Bab 12

Mavendra duduk di kursi dengan tangan bersedekap di dada dan mata yang menghujam lembut ke arah ubuh yang terbungkus selimut. Gadis itu masih terlelap dalam tidurnya. Bahkan matahari telah terbit namun dia tidak juga terganggu akan hal itu. Membuat Mavendra tidak rela untuk membangunkannya.

Arin bergerak tanpa sadar lalu kemudian kerutan di dahinya yang tampak terganggu terlihat. Bulu matanya bergetar untuk sesaat lalu kelopak matanya bergerak dengan perlahan dan Mavendra tahu sebentar lagi sosok itu akan terbangun. Mereka akan mulai berdebat, itulah yang ada di pikiran Mavendra.

Arin tentu saja akan marah dengannya dan Mavendra sudah siap dengan itu.

Arin membuka mayanya. Melihat langit-langit kamar dan sadar di mana dia berada. Dia telah melakukan kesalahan untuk kedua kalinya, itu menjadi buah pikiran yang paling menganggunya. Dia bergerak bangun. Melihat selimut yang membungkus tubuhnya kemudian pria yang ada di samping ranjang tengah duduk menatap padanya. Seolah tengah menunggu reaksinya.

“Good morning,” ucap Mavendra. Pria itu mendekat. Lebih dekat hingga Arin harus mundur.

“Jangan mendekat!” Arin memberikan jarak yang lebih jauh lagi.

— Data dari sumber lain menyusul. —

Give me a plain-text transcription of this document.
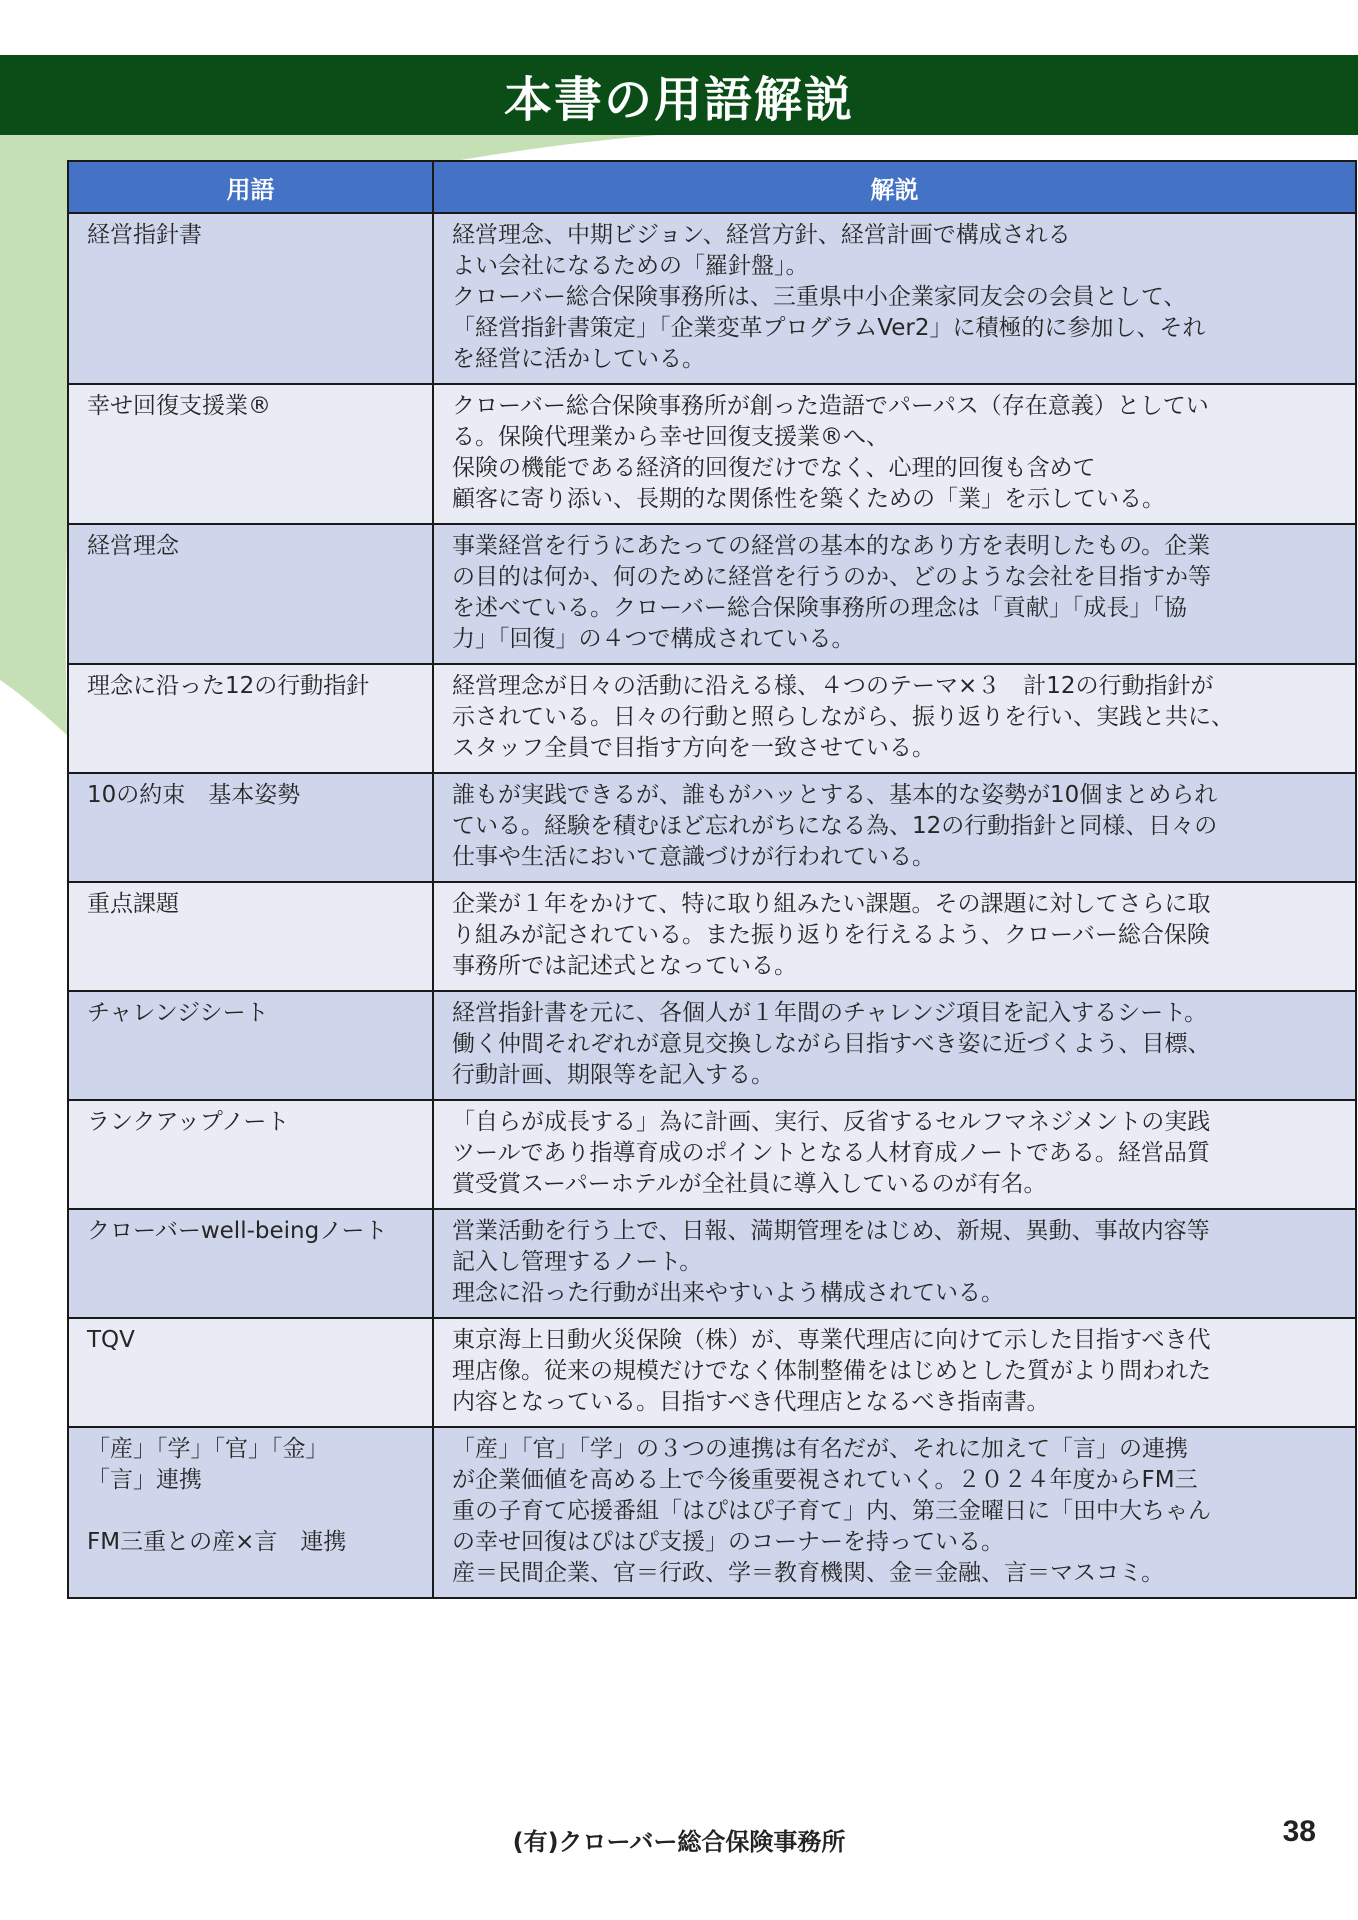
本書の用語解説
用語	解説

経営指針書	経営理念、中期ビジョン、経営方針、経営計画で構成される
よい会社になるための「羅針盤」。
クローバー総合保険事務所は、三重県中小企業家同友会の会員として、
「経営指針書策定」「企業変革プログラムVer2」に積極的に参加し、それ
を経営に活かしている。

幸せ回復支援業®	クローバー総合保険事務所が創った造語でパーパス（存在意義）としてい
る。保険代理業から幸せ回復支援業®へ、
保険の機能である経済的回復だけでなく、心理的回復も含めて
顧客に寄り添い、長期的な関係性を築くための「業」を示している。

経営理念	事業経営を行うにあたっての経営の基本的なあり方を表明したもの。企業
の目的は何か、何のために経営を行うのか、どのような会社を目指すか等
を述べている。クローバー総合保険事務所の理念は「貢献」「成長」「協
力」「回復」の４つで構成されている。

理念に沿った12の行動指針	経営理念が日々の活動に沿える様、４つのテーマ×３　計12の行動指針が
示されている。日々の行動と照らしながら、振り返りを行い、実践と共に、
スタッフ全員で目指す方向を一致させている。

10の約束　基本姿勢	誰もが実践できるが、誰もがハッとする、基本的な姿勢が10個まとめられ
ている。経験を積むほど忘れがちになる為、12の行動指針と同様、日々の
仕事や生活において意識づけが行われている。

重点課題	企業が１年をかけて、特に取り組みたい課題。その課題に対してさらに取
り組みが記されている。また振り返りを行えるよう、クローバー総合保険
事務所では記述式となっている。

チャレンジシート	経営指針書を元に、各個人が１年間のチャレンジ項目を記入するシート。
働く仲間それぞれが意見交換しながら目指すべき姿に近づくよう、目標、
行動計画、期限等を記入する。

ランクアップノート	「自らが成長する」為に計画、実行、反省するセルフマネジメントの実践
ツールであり指導育成のポイントとなる人材育成ノートである。経営品質
賞受賞スーパーホテルが全社員に導入しているのが有名。

クローバーwell-beingノート	営業活動を行う上で、日報、満期管理をはじめ、新規、異動、事故内容等
記入し管理するノート。
理念に沿った行動が出来やすいよう構成されている。

TQV	東京海上日動火災保険（株）が、専業代理店に向けて示した目指すべき代
理店像。従来の規模だけでなく体制整備をはじめとした質がより問われた
内容となっている。目指すべき代理店となるべき指南書。

「産」「学」「官」「金」
「言」連携
FM三重との産×言　連携	「産」「官」「学」の３つの連携は有名だが、それに加えて「言」の連携
が企業価値を高める上で今後重要視されていく。２０２４年度からFM三
重の子育て応援番組「はぴはぴ子育て」内、第三金曜日に「田中大ちゃん
の幸せ回復はぴはぴ支援」のコーナーを持っている。
産＝民間企業、官＝行政、学＝教育機関、金＝金融、言＝マスコミ。
(有)クローバー総合保険事務所	38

“Kamu tidak ingin aku berada di dekatmu?” Tanya Mavendra dengan tersinggung.

“Ya,” jawab Arin tegas,

“Arin! Kamu!”

Mavendra segera berdiri, bergerak mondar-mandir di sana dengan tidak tenang.

“Kamu marah denganku?”

“Bagaimana aku berani marah dengan atasanku? Meskipun kamu terus menyerang, aku hanya bisa menerima.”

“Ya, itulah yang harusnya bawahan lakukan.”

Arin meraih bajunya yang sudah terlipat rapi di sampingnya. Setelah memakai pakaiannya dia turun dari ranjang.

“Kamu ingin ke mana?” Tanya Mavendra memberikan tekanan ppada suaranya agar segera dijawab.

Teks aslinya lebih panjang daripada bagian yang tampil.